How you can help your inattentive child at school
Dr. Zamora offers these helpful strategies for academic success:
- Get an evaluation for your child as soon as you suspect something may be wrong.
- Reach out to your child’s teachers regularly; most are willing to provide extra help.
- Enlist a neuropsychologist to advocate for getting your child accommodations in school through a 504 Plan or an Individual Education Plan (IEP).
Based on his experience advocating for ADHD children within the school system, Dr. Zamora believes that to help students with inattentive ADHD, it’s important to note when they become frustrated. “If you have a child who is very inattentive and they are struggling to complete their work without a lot of prompting and reminders,” he explains, “that child is going to likely present as more frustrated, and easily exasperated by their academic and inattentive challenges.” Recognizing frustration early on can aid in an earlier ADHD diagnosis, allowing children to receive academic accommodations and treatments so they don’t fall behind their peers.

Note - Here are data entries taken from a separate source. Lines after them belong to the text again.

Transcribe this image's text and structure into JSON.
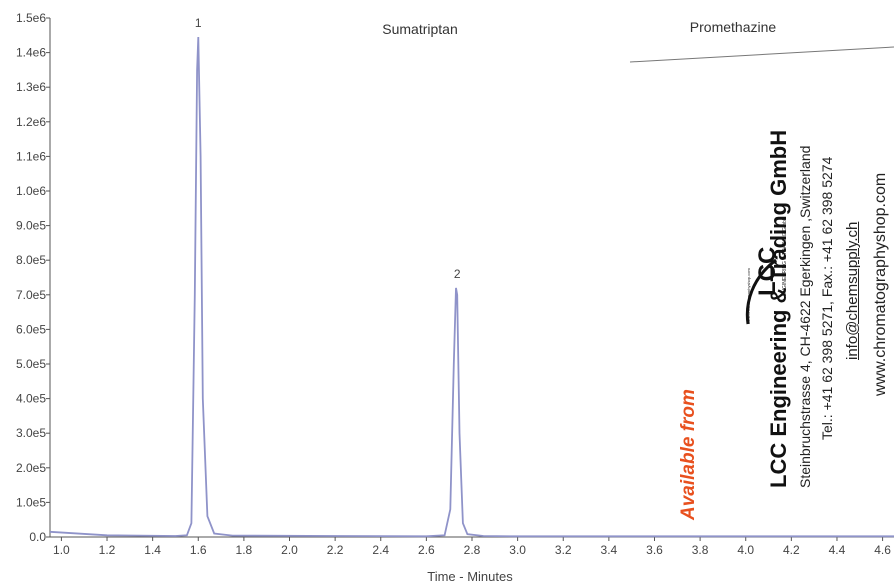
{
  "chart_data": {
    "type": "line",
    "title": "",
    "xlabel": "Time - Minutes",
    "ylabel": "",
    "xlim": [
      0.95,
      4.65
    ],
    "ylim": [
      0,
      1500000
    ],
    "x_ticks": [
      "1.0",
      "1.2",
      "1.4",
      "1.6",
      "1.8",
      "2.0",
      "2.2",
      "2.4",
      "2.6",
      "2.8",
      "3.0",
      "3.2",
      "3.4",
      "3.6",
      "3.8",
      "4.0",
      "4.2",
      "4.4",
      "4.6"
    ],
    "x_tick_values": [
      1.0,
      1.2,
      1.4,
      1.6,
      1.8,
      2.0,
      2.2,
      2.4,
      2.6,
      2.8,
      3.0,
      3.2,
      3.4,
      3.6,
      3.8,
      4.0,
      4.2,
      4.4,
      4.6
    ],
    "y_ticks": [
      "0.0",
      "1.0e5",
      "2.0e5",
      "3.0e5",
      "4.0e5",
      "5.0e5",
      "6.0e5",
      "7.0e5",
      "8.0e5",
      "9.0e5",
      "1.0e6",
      "1.1e6",
      "1.2e6",
      "1.3e6",
      "1.4e6",
      "1.5e6"
    ],
    "y_tick_values": [
      0,
      100000,
      200000,
      300000,
      400000,
      500000,
      600000,
      700000,
      800000,
      900000,
      1000000,
      1100000,
      1200000,
      1300000,
      1400000,
      1500000
    ],
    "grid": false,
    "line_color": "#8f93c9",
    "series": [
      {
        "x": [
          0.95,
          1.2,
          1.5,
          1.55,
          1.57,
          1.585,
          1.595,
          1.6,
          1.61,
          1.62,
          1.64,
          1.67,
          1.75,
          2.2,
          2.6,
          2.68,
          2.705,
          2.72,
          2.73,
          2.735,
          2.745,
          2.76,
          2.78,
          2.85,
          3.0,
          3.4,
          3.8,
          4.2,
          4.65
        ],
        "y": [
          15000,
          5000,
          3000,
          5000,
          40000,
          700000,
          1350000,
          1445000,
          1100000,
          400000,
          60000,
          10000,
          4000,
          3000,
          2000,
          5000,
          80000,
          500000,
          720000,
          700000,
          300000,
          40000,
          8000,
          3000,
          2000,
          2000,
          2000,
          2000,
          2000
        ]
      }
    ],
    "peaks": [
      {
        "label": "1",
        "x": 1.6,
        "y": 1445000
      },
      {
        "label": "2",
        "x": 2.735,
        "y": 720000
      }
    ],
    "annotations": [
      "Sumatriptan",
      "Promethazine"
    ]
  },
  "stamp": {
    "company": "LCC Engineering & Trading GmbH",
    "address": "Steinbruchstrasse 4, CH-4622 Egerkingen ,Switzerland",
    "phone": "Tel.: +41 62 398 5271,  Fax.: +41 62 398 5274",
    "email": "info@chemsupply.ch",
    "web": "www.chromatographyshop.com",
    "available": "Available from",
    "logo_text": "LCC",
    "logo_sub": "ENGINEERING & TRADING GmbH",
    "logo_url": "www.chromatographyshop.com",
    "accent_color": "#e8501e"
  }
}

One of my most important roles as a parent was to advocate for my son with the school system and teach him to advocate for himself. Knowing that my son’s performance did not always reflect his capabilities, I emailed his middle and high school teachers at the beginning of each semester detailing his ADHD, his weaknesses, and, most importantly, his strengths. I was pleasantly surprised that the reaction from many of the teachers over the years was positive; they were grateful for parental communication and support.
How you can help your inattentive child at home
To help manage your child’s ADHD at home, Dr. Zamora recommends:
- Creating a structured environment
- Being consistent and establishing routines
- Using checklists or visual aids to help with task completion
- Providing positive reinforcement and rewards for desired behaviors
One lesson it took a while for me to learn was how important it was to work with my son’s inattentive ADHD brain. I had to involve him when coming up with strategies to help him manage his symptoms. For example, we were only able to set up an organizational system that worked for my son after we worked together. I was trying to get him to use organizational tools that worked for me, not realizing that my son will never, for example, put something away in a bin and then put the bin on a shelf.
As parents, we shouldn’t limit our thinking to just figuring out how to manage our child’s ADHD symptoms. We also need to encourage their strengths and passions. Kids with ADHD are often creative, excellent problem solvers, and outside-the-box thinkers. Encouraging my son’s passion for learning about outer space and rockets led him to become a national finalist in a NASA-sponsored contest about going to Mars. He’s now thriving as a college freshman at a small aviation and aerospace university.
I like to think of my son as a smart, creative, fearless, forgetful, emotional whirlwind of disorganization. There is more to ADHD than hyperactivity. Rethinking our ideas about how ADHD presents in children can aid in earlier diagnosis and treatment of the inattentive subtype.
Frequently Asked Questions
Some signs of inattentive ADHD include difficulty paying attention to details, forgetfulness, and losing important items. Children with inattentive ADHD also struggle with planning and organization.
You can help your child with inattentive ADHD by working with your child’s teachers to provide extra support. It is also helpful to create a structured environment at home. You can help your child establish routines and use checklists or visual aids to stay on task.